Tout d’abord ; le dialogue dans une pièce de théâtre est apprécié pour exprimer les sentiments. Le dialogue occupe une place plus importante que les didascalies. Dans les textes ‘On ne badine pas avec l’amour’ et ‘Amphitryon 38’ il n’y a que les didascalies initiales ; cependant les sentiments sont comprises dans ces textes, que dans les textes ; ‘Le Dindon’ et ‘Cyrano de Bergerac’ ou l’auteur introduit des didascalies très courtes décrivant les réactions des personnages :’reculant, se levant, lisant’. Grâce aux monologues, aux tirades, le lecteur ou spectateur connait les pensées des personnages. Ce sont des développements assez long d’un même thème par le personnage comme dans ‘on ne badine pas avec l’amour’ Camille récite une longue tirade et nous retrouvons le thème de l’amour infidèle :’vos maitresses ; des larmes du désespoir, femme désolées ; mourir d’amour, leur dernier amour’ et puis dans le texte :’Amphitryon 38’ ; tirades d’Alcmène , la première parle d’amour infidèle :’l’amant ; ma joie que sans limites , mon abandon, de tromper son mari’ et la deuxième est une description de son mari. Nous pouvons constater que le personnage nous montre son point de vue dont ces sentiments.

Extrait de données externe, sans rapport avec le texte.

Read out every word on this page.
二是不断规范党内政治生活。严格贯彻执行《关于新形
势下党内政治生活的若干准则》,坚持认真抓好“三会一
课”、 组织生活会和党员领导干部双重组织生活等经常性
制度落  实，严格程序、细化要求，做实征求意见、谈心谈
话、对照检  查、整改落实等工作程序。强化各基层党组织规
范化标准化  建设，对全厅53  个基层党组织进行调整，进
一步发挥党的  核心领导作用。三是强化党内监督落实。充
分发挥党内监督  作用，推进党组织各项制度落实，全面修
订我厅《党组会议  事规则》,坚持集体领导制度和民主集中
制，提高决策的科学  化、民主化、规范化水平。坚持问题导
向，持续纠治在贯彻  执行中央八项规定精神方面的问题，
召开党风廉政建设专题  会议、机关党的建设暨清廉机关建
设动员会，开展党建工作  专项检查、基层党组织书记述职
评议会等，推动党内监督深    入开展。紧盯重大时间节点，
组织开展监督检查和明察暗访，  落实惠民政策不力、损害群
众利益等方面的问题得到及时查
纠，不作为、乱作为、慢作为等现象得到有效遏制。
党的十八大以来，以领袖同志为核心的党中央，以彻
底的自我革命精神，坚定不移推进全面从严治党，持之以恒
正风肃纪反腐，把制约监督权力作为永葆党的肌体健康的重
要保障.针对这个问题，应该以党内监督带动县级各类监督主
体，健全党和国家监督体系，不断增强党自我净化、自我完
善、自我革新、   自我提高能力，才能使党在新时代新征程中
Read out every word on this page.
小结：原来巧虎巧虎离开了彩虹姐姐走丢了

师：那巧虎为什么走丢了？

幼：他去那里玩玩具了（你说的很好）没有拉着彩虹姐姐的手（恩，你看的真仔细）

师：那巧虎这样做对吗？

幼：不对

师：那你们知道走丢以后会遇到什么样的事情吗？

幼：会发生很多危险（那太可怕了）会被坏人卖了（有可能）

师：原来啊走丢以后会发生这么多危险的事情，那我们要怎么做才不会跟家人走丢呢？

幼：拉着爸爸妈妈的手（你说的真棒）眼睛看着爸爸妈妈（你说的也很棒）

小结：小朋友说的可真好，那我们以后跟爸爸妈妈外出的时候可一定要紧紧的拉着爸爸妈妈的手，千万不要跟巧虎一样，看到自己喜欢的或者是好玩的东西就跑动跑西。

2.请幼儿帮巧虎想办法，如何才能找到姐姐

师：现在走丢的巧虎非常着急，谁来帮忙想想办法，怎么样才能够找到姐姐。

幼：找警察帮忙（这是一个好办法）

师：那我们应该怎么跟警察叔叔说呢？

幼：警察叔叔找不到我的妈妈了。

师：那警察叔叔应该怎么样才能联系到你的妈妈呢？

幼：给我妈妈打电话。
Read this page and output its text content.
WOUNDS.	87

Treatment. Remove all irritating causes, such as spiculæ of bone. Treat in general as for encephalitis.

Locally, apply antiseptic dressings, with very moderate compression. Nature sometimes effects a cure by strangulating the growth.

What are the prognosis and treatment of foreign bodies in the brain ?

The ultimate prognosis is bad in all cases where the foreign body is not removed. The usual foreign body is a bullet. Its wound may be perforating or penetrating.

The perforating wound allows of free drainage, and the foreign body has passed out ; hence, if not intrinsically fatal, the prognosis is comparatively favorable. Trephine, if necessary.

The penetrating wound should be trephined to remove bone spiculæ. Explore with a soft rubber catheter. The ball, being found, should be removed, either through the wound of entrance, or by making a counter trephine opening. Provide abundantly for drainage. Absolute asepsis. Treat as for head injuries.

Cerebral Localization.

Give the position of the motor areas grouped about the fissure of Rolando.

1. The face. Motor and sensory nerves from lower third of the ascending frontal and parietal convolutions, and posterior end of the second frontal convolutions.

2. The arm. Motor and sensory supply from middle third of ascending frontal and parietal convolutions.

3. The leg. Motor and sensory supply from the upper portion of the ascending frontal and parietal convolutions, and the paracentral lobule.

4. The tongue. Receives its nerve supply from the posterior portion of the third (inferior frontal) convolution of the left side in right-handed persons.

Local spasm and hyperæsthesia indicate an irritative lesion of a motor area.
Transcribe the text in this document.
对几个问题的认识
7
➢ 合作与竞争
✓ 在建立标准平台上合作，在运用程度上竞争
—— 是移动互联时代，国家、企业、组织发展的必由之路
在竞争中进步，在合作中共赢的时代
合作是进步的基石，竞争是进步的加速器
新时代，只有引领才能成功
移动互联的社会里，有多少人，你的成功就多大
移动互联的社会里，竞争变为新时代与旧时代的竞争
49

Enfin les personnages ne disposent pas que des mots mais également de différents moyens comme leurs gestes et leurs actions. Dans ‘on ne badine pas avec l’amour’ ; Perdican jette la bague dans l’acte III, scène 3 ; il montre à Camille qu’il met fin à leur relation mais en revanche en la jetant il ne referme pas définitivement la porte à Camille, en sachant que Perdican sait qu’elle a vu cette action. Mais aussi dans cette comédie il y a une scène d’amour :’il l’a prend dans ces bras. Il l’embrasse’. Camille et Perdican s’avouent leur amour. De plus dans ‘Cyrano de Bergerac’ Cyrano est anéanti que Roxane ai découvert que c’était lui qu’il l’aimait et non Christian. Le lecteur est sûre de sa réaction, grâce à la didascalie :’fait un geste d’effroi, baisse la tête’. Puis la mise en scène dans le film ‘on ne badine pas avec l’amour’ ; le metteur en scène introduit plusieurs lieux : fontaine dans un bois, lieu romantique ou se situent les deux rendez-vous de Perdican avec Camille et puis après Rosette. Par ailleurs Perdican et Camille ne sont jamais d’accord donc se parlent aux mauvais endroits et au mauvais moment. Dans une mise en scène la lumière à un rôle important. La nuit est souvent utilisée pour qu’un personnage dévoile ces sentiments à un autre. Le texte ‘Amphitryon 38’ ; Jupiter surprend Thébès dans la nuit pour séduire et prendre l’apparence d’Amphitryon, le mari de Thébès. Enfin Musset se sert d’un dégradé de lumière entre Perdican et Camille, quand Camille dévoile ses sentiments à Perdican pendant que la nuit commence à tomber.

En conclusion, nous avons montré qu’au théâtre le dialogue est apprécié pour exprimer les sentiments, il sert plus pour les spectateurs, même si il y a des moments dans le théâtre qui montre les sentiments des personnages comme les lieux romantiques, publics, naturels. Cependant les didascalies servent plus pour les lecteurs , qui ne voient pas les réactions physiques du personnages , en revanche moins il y a de didascalies et plus c’est facile de mettre en scène la pièce.